Arka mengangguk setuju. "Lakukan apa pun yang diperlukan. Kita tidak bisa membiarkan pelaku bebas berkeliaran."
Sementara itu, Kirana menjalani pemulihan dengan perlahan. Setiap kali Arka datang, dia membawa makanan atau bunga, mencoba memberikan semangat kepada gadis itu. Meski masih terlihat lemah, Kirana mulai menunjukkan tanda-tanda perbaikan. Senyumnya mulai kembali meskipun samar, dan dia mulai berbicara lebih banyak, meskipun masih enggan membahas kejadian traumatis itu.
"Arka," ucap Kirana pada suatu sore, saat mereka berdua duduk di bawah sinar matahari di taman rumah sakit. "Aku tahu kamu sedang berusaha sekuat tenaga untuk menangkap dia. Tapi aku takut ... bagaimana jika dia datang lagi?"
Arka menggenggam tangan Kirana dengan lembut, menatap matanya dengan penuh ketegasan. "Kirana, aku akan selalu melindungimu. Aku tidak akan membiarkan siapa pun menyakitimu lagi. Ini adalah janjiku."

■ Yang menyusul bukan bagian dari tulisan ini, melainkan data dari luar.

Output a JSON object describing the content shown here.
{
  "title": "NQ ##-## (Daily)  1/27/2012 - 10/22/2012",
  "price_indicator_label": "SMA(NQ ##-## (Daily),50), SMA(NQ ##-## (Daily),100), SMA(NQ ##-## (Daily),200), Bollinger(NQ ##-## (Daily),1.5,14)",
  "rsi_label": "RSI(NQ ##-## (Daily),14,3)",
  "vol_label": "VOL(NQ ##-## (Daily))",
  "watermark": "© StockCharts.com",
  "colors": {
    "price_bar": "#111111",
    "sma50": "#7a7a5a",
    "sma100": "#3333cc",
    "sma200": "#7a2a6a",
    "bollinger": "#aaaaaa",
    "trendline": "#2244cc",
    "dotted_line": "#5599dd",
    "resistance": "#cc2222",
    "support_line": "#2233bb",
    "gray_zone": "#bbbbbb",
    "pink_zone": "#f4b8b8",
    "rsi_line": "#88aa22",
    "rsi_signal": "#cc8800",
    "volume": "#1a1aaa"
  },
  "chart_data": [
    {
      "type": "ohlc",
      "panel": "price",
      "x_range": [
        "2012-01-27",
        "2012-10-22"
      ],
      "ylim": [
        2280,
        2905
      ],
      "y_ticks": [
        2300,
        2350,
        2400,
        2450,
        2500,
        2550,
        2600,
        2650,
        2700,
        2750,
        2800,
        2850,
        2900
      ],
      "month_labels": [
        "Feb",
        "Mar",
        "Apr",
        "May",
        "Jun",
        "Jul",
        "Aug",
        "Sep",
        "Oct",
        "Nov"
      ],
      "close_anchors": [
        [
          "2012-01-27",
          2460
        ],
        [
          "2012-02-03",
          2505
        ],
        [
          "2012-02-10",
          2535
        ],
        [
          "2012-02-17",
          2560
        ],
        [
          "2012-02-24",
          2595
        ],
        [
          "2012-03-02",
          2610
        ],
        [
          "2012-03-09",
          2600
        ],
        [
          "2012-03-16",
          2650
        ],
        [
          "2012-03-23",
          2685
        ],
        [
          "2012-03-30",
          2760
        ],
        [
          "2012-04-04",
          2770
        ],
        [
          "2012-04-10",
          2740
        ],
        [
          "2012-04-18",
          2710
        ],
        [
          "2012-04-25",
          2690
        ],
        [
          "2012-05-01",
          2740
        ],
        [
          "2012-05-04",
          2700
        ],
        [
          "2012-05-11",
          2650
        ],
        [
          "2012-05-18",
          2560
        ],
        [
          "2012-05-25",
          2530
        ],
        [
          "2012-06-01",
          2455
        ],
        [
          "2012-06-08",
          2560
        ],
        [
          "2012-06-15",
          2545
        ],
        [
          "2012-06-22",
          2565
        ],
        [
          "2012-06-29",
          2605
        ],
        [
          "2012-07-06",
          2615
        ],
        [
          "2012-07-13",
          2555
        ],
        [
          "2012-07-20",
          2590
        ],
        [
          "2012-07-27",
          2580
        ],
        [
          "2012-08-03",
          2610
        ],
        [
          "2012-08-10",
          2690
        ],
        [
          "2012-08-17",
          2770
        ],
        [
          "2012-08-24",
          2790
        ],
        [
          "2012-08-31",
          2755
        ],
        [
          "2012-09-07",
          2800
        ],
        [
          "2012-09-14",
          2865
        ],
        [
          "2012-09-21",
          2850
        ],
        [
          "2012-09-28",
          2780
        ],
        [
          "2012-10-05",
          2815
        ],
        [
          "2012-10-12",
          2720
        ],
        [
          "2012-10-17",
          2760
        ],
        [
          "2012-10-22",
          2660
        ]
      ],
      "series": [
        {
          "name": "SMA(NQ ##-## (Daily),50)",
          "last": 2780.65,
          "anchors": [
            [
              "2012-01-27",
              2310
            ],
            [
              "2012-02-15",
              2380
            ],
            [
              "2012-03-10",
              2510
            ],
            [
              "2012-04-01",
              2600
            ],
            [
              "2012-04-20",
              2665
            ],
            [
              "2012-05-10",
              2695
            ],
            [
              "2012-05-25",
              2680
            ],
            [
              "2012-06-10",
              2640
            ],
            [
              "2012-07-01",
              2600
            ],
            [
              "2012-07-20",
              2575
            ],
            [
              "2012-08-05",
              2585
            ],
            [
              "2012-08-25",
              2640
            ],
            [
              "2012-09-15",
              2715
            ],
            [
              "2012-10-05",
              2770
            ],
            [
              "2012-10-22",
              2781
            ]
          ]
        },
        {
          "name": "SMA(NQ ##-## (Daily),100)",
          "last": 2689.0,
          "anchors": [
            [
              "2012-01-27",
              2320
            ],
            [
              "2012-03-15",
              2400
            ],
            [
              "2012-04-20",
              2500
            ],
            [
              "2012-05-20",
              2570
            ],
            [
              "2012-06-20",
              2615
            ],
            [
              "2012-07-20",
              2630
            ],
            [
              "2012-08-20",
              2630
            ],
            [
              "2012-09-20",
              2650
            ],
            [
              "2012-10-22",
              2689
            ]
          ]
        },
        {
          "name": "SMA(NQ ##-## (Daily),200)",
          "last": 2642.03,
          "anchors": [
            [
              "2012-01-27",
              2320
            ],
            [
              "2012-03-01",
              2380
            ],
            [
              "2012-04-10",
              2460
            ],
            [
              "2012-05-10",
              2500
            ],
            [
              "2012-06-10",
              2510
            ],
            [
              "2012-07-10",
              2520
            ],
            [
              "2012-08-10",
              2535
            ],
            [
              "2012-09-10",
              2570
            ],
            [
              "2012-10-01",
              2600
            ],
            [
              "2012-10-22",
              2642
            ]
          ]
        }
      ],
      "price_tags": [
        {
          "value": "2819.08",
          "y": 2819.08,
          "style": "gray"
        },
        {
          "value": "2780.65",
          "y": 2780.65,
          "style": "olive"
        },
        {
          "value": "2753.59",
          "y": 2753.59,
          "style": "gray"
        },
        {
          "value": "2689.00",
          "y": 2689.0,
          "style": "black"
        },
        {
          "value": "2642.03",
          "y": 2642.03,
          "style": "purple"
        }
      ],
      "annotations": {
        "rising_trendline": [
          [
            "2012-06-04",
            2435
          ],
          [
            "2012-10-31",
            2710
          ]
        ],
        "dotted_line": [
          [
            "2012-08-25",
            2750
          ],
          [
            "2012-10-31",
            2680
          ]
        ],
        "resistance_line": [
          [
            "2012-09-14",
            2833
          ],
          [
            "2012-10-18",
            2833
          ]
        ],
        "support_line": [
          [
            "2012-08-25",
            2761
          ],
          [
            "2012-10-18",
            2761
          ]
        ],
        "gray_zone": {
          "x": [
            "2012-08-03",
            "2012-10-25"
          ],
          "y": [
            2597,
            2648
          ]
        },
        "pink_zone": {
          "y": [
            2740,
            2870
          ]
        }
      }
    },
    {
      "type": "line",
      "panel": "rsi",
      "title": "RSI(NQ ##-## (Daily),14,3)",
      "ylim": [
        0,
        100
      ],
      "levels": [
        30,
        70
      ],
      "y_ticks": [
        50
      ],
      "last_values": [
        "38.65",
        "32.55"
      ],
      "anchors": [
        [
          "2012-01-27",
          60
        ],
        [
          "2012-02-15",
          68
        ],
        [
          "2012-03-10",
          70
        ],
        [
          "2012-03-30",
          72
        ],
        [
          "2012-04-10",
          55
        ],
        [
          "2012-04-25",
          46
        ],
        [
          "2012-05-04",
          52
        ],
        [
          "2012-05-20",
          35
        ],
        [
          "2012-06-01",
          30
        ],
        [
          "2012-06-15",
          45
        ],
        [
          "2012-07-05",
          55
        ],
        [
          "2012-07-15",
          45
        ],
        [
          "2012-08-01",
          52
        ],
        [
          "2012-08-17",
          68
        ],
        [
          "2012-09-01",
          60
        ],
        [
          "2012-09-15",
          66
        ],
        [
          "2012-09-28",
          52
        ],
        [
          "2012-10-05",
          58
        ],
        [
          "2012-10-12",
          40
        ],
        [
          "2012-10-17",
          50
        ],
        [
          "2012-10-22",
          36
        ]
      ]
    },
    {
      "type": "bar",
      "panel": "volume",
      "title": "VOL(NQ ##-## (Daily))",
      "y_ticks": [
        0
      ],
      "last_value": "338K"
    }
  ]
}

Kirana mengangguk pelan, meskipun ketakutan masih terpancar di matanya. "Terima kasih, Arka. Aku merasa lebih aman saat kamu di sini."
---
Beberapa hari kemudian, sebuah terobosan terjadi. Tim penyelidik menemukan bahwa bekas luka di lengan pelaku sesuai dengan catatan medis seorang pria yang pernah dirawat karena luka bakar akibat kecelakaan. Pria tersebut, seorang mantan napi bernama Riko, memiliki catatan kriminal yang mencurigakan, termasuk kasus penculikan dan kekerasan.
"Ini dia," ujar Bayu dengan nada penuh kemenangan. "Kita punya nama dan alamat terakhirnya. Waktunya untuk menangkap dia."
Arka merasa jantungnya berdegup kencang. Ini adalah momen yang dia tunggu-tunggu. "Ayo bergerak. Kita harus menangkap dia sebelum dia melarikan diri."
Tim polisi segera menuju alamat yang tertera di catatan, sebuah rumah tua di pinggiran kota. Ketika mereka sampai, suasana sepi dan sunyi. Arka merasakan firasat buruk, tetapi dia menahan diri, mengikuti prosedur yang telah ditentukan. Dengan hati-hati, mereka mengelilingi rumah, memastikan tidak ada jalan keluar bagi Riko.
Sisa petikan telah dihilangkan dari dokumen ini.